Теперь Ивану захотелось смеяться над собой — что он опять выдумывает, фантазирует?! Ну какая, к лешему, любовь! Трепология, которую он разводил, а она слушала. Не она, а он наивный! Дурак попросту!

— Хм, — усмехнулась Валя. Иван подумал: над ним. И сейчас скажет: «Разыграла я тебя», — но услышал иное:

— Знаешь, я хоть работаю и вся семья на мне — папа и два старших брата, мамы у нас нет, — все меня считают совсем маленькой.

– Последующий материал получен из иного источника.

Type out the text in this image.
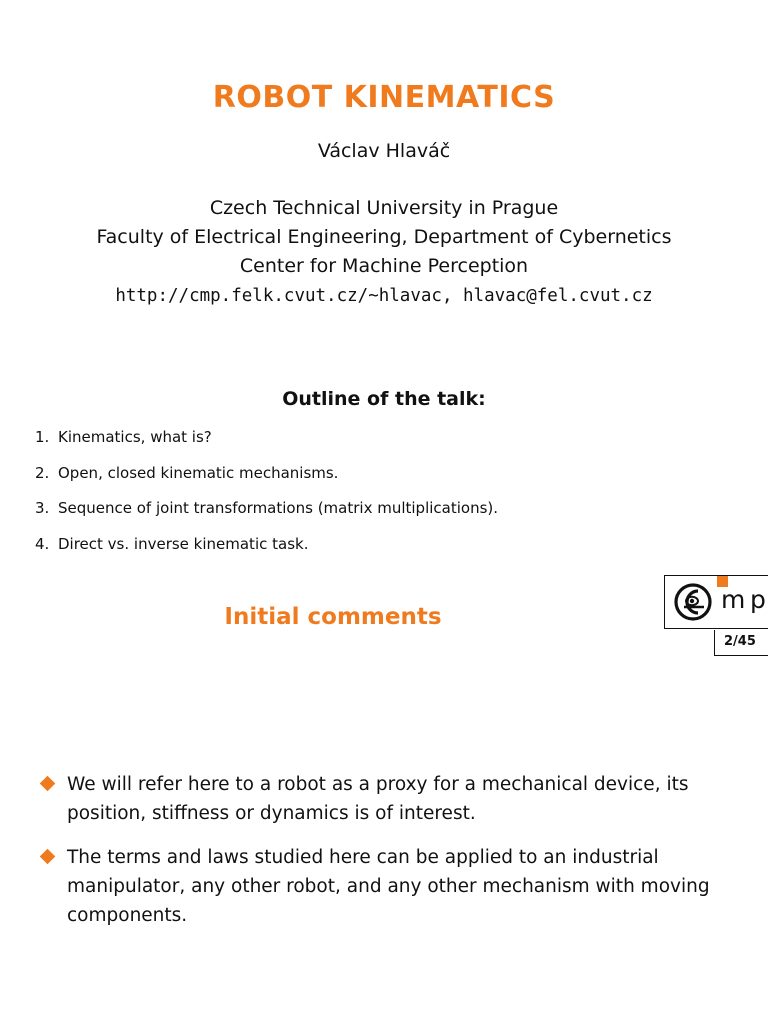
ROBOT KINEMATICS
Václav Hlaváč
Czech Technical University in Prague
Faculty of Electrical Engineering, Department of Cybernetics
Center for Machine Perception
http://cmp.felk.cvut.cz/~hlavac, hlavac@fel.cvut.cz
Outline of the talk:
1. Kinematics, what is?
2. Open, closed kinematic mechanisms.
3. Sequence of joint transformations (matrix multiplications).
4. Direct vs. inverse kinematic task.
Initial comments
m p
2/45
We will refer here to a robot as a proxy for a mechanical device, its position, stiffness or dynamics is of interest.
The terms and laws studied here can be applied to an industrial manipulator, any other robot, and any other mechanism with moving components.
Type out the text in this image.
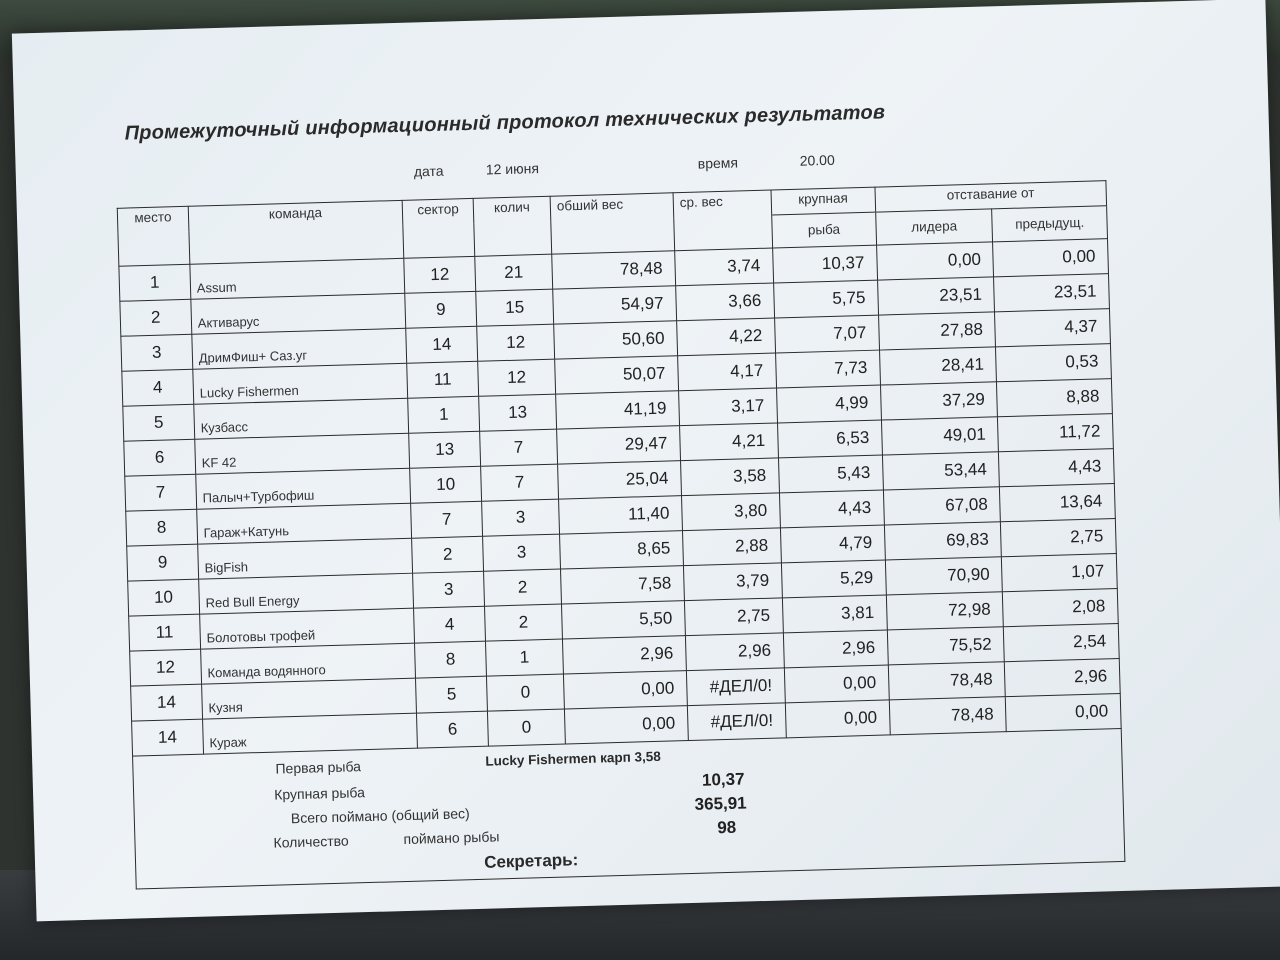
Промежуточный информационный протокол технических результатов
дата	12 июня	время	20.00
место	команда	сектор	колич	обший вес	ср. вес	крупная	отставание от	
						рыба	лидера	предыдущ.
1	Assum	12	21	78,48	3,74	10,37	0,00	0,00
2	Активарус	9	15	54,97	3,66	5,75	23,51	23,51
3	ДримФиш+ Саз.уг	14	12	50,60	4,22	7,07	27,88	4,37
4	Lucky Fishermen	11	12	50,07	4,17	7,73	28,41	0,53
5	Кузбасс	1	13	41,19	3,17	4,99	37,29	8,88
6	KF 42	13	7	29,47	4,21	6,53	49,01	11,72
7	Палыч+Турбофиш	10	7	25,04	3,58	5,43	53,44	4,43
8	Гараж+Катунь	7	3	11,40	3,80	4,43	67,08	13,64
9	BigFish	2	3	8,65	2,88	4,79	69,83	2,75
10	Red Bull Energy	3	2	7,58	3,79	5,29	70,90	1,07
11	Болотовы трофей	4	2	5,50	2,75	3,81	72,98	2,08
12	Команда водянного	8	1	2,96	2,96	2,96	75,52	2,54
14	Кузня	5	0	0,00	#ДЕЛ/0!	0,00	78,48	2,96
14	Кураж	6	0	0,00	#ДЕЛ/0!	0,00	78,48	0,00
Первая рыба	Lucky Fishermen карп 3,58
Крупная рыба
10,37
Всего поймано (общий вес)
365,91
Количество	поймано рыбы
98
Секретарь:
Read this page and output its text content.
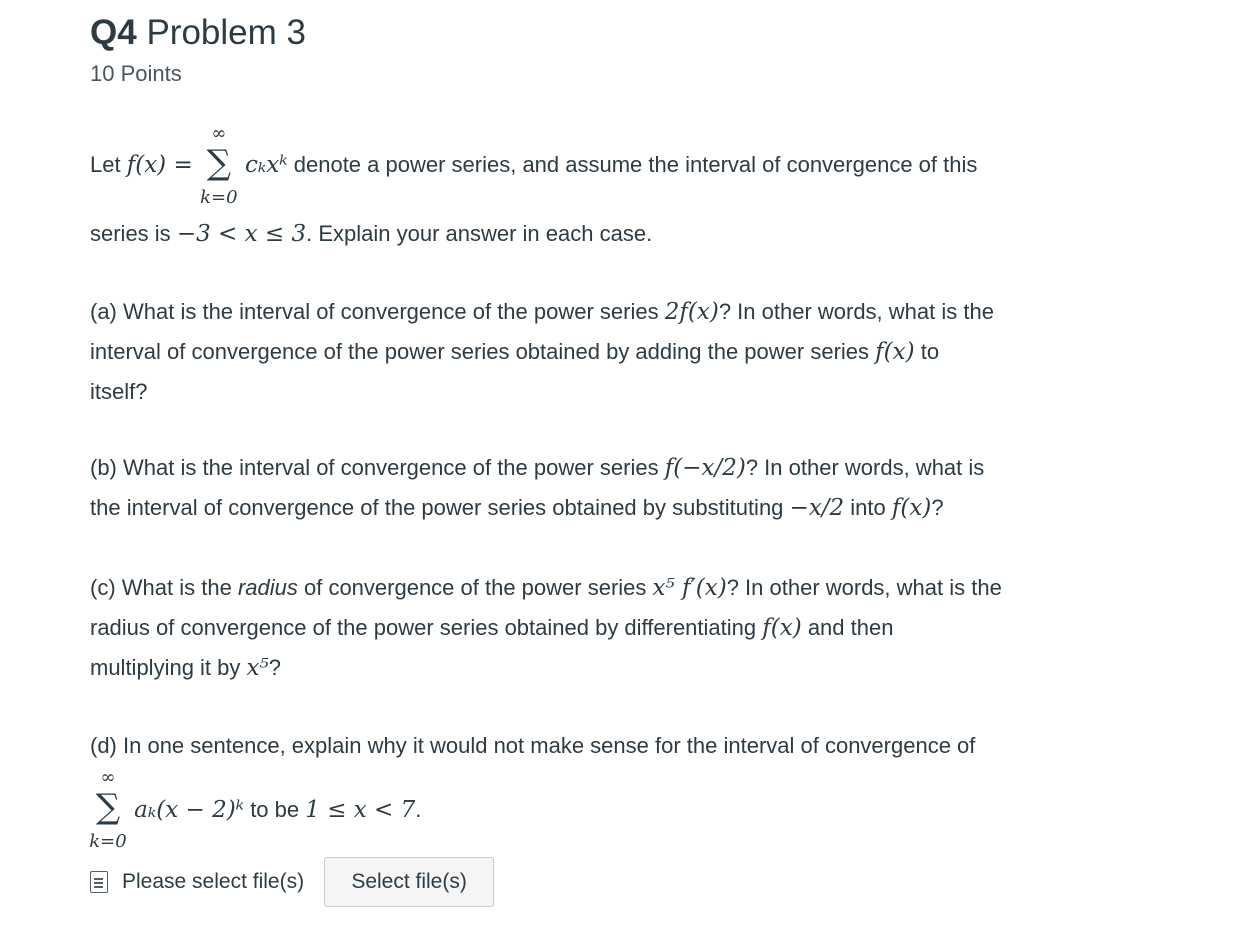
Q4 Problem 3
10 Points
Let f(x) =
∞
∑
k=0
cₖxᵏ denote a power series, and assume the interval of convergence of this
series is −3 < x ≤ 3. Explain your answer in each case.
(a) What is the interval of convergence of the power series 2f(x)? In other words, what is the
interval of convergence of the power series obtained by adding the power series f(x) to
itself?
(b) What is the interval of convergence of the power series f(−x/2)? In other words, what is
the interval of convergence of the power series obtained by substituting −x/2 into f(x)?
(c) What is the radius of convergence of the power series x⁵ f′(x)? In other words, what is the
radius of convergence of the power series obtained by differentiating f(x) and then
multiplying it by x⁵?
(d) In one sentence, explain why it would not make sense for the interval of convergence of
∞
∑
k=0
aₖ(x − 2)ᵏ to be 1 ≤ x < 7.
Please select file(s)	Select file(s)
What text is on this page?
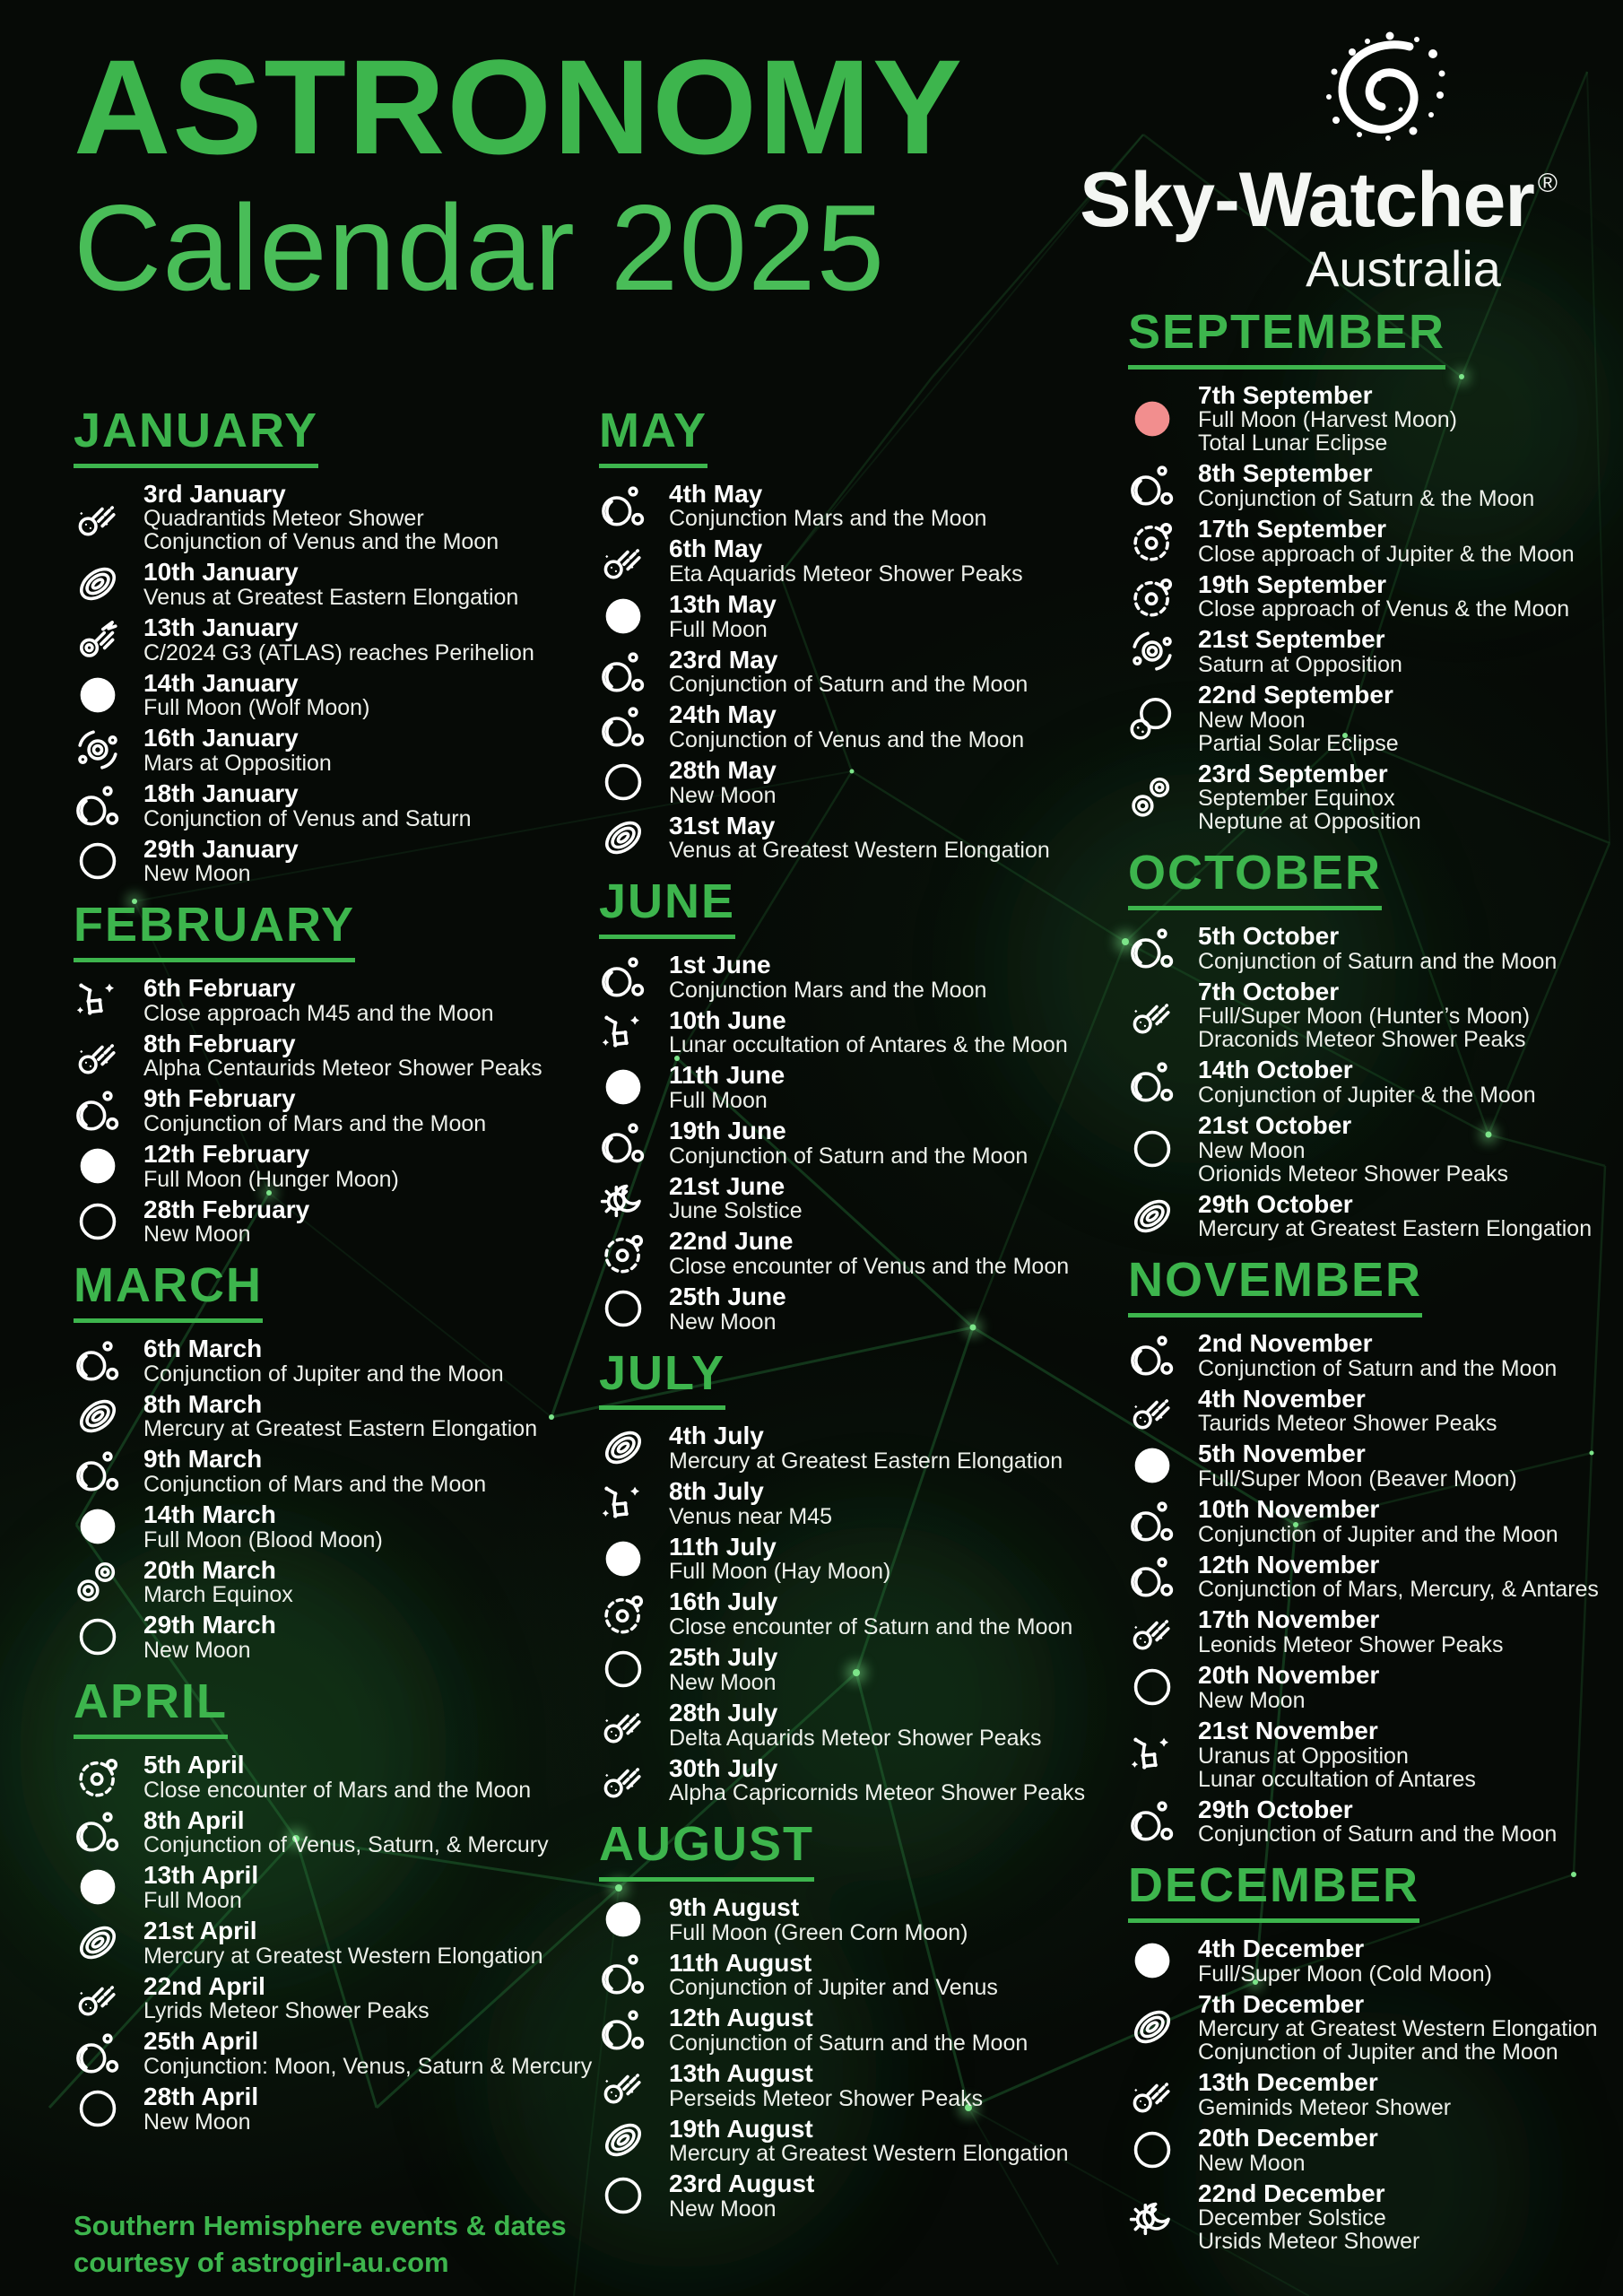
ASTRONOMY
Calendar 2025	Sky-Watcher ®
Australia
JANUARY
3rd January
Quadrantids Meteor Shower
Conjunction of Venus and the Moon
10th January
Venus at Greatest Eastern Elongation
13th January
C/2024 G3 (ATLAS) reaches Perihelion
14th January
Full Moon (Wolf Moon)
16th January
Mars at Opposition
18th January
Conjunction of Venus and Saturn
29th January
New Moon
FEBRUARY
6th February
Close approach M45 and the Moon
8th February
Alpha Centaurids Meteor Shower Peaks
9th February
Conjunction of Mars and the Moon
12th February
Full Moon (Hunger Moon)
28th February
New Moon
MARCH
6th March
Conjunction of Jupiter and the Moon
8th March
Mercury at Greatest Eastern Elongation
9th March
Conjunction of Mars and the Moon
14th March
Full Moon (Blood Moon)
20th March
March Equinox
29th March
New Moon
APRIL
5th April
Close encounter of Mars and the Moon
8th April
Conjunction of Venus, Saturn, & Mercury
13th April
Full Moon
21st April
Mercury at Greatest Western Elongation
22nd April
Lyrids Meteor Shower Peaks
25th April
Conjunction: Moon, Venus, Saturn & Mercury
28th April
New Moon
MAY
4th May
Conjunction Mars and the Moon
6th May
Eta Aquarids Meteor Shower Peaks
13th May
Full Moon
23rd May
Conjunction of Saturn and the Moon
24th May
Conjunction of Venus and the Moon
28th May
New Moon
31st May
Venus at Greatest Western Elongation
JUNE
1st June
Conjunction Mars and the Moon
10th June
Lunar occultation of Antares & the Moon
11th June
Full Moon
19th June
Conjunction of Saturn and the Moon
21st June
June Solstice
22nd June
Close encounter of Venus and the Moon
25th June
New Moon
JULY
4th July
Mercury at Greatest Eastern Elongation
8th July
Venus near M45
11th July
Full Moon (Hay Moon)
16th July
Close encounter of Saturn and the Moon
25th July
New Moon
28th July
Delta Aquarids Meteor Shower Peaks
30th July
Alpha Capricornids Meteor Shower Peaks
AUGUST
9th August
Full Moon (Green Corn Moon)
11th August
Conjunction of Jupiter and Venus
12th August
Conjunction of Saturn and the Moon
13th August
Perseids Meteor Shower Peaks
19th August
Mercury at Greatest Western Elongation
23rd August
New Moon
SEPTEMBER
7th September
Full Moon (Harvest Moon)
Total Lunar Eclipse
8th September
Conjunction of Saturn & the Moon
17th September
Close approach of Jupiter & the Moon
19th September
Close approach of Venus & the Moon
21st September
Saturn at Opposition
22nd September
New Moon
Partial Solar Eclipse
23rd September
September Equinox
Neptune at Opposition
OCTOBER
5th October
Conjunction of Saturn and the Moon
7th October
Full/Super Moon (Hunter’s Moon)
Draconids Meteor Shower Peaks
14th October
Conjunction of Jupiter & the Moon
21st October
New Moon
Orionids Meteor Shower Peaks
29th October
Mercury at Greatest Eastern Elongation
NOVEMBER
2nd November
Conjunction of Saturn and the Moon
4th November
Taurids Meteor Shower Peaks
5th November
Full/Super Moon (Beaver Moon)
10th November
Conjunction of Jupiter and the Moon
12th November
Conjunction of Mars, Mercury, & Antares
17th November
Leonids Meteor Shower Peaks
20th November
New Moon
21st November
Uranus at Opposition
Lunar occultation of Antares
29th October
Conjunction of Saturn and the Moon
DECEMBER
4th December
Full/Super Moon (Cold Moon)
7th December
Mercury at Greatest Western Elongation
Conjunction of Jupiter and the Moon
13th December
Geminids Meteor Shower
20th December
New Moon
22nd December
December Solstice
Ursids Meteor Shower
Southern Hemisphere events & dates
courtesy of astrogirl-au.com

Иван вдруг устал, повернулся, лег на спину. До тусклости в мозгу устал. Что-то лопнуло в нем, как мыльный пузырь: раз! — и нету. Пустота. Бесконечная пустота. Вот куда завел этот весенний вечер. И тоска такая — не продыхнуть. Тоска…

— Валя, — позвал он тихо и спокойно. — Скажи, ты в самом деле веришь в серьезность всего этого, в искренность?

— Чего этого?

— Ну… наших отношений.

Она коснулась щекой его плеча.

— Не знаю… Не совсем. А иногда совсем.

Долго молчали.

— Пойду я… — едва слышно проговорила она.

— Останься.

— Пойду. Дома ждут.

Снова тишина, лишь далекий гул машин за окном.

— Останься.

— Н-нет, — голос ее вовсе ослаб, — проводи меня…

Падал редкий снег. Мерно хрустели под ногами подстывшие хрупья наледи. Они шли пустынной ночной улочкой. Шли и напряженно искали слова, запропастившиеся куда-то, исчезнувшие слова, искали простые нормальные слова…

На праздник Иван приехал домой, говорил матери, что встретил, кажется, нужную девушку. А вернулся и не пошел к ней. Закрутили учеба, дела, конкурсная работа… Но главное, пожалуй, все-таки не в этом. Как-то не тянуло. Думалось иногда, с тоской даже, грустью, но не тянуло. Что-то, видно, изжило себя.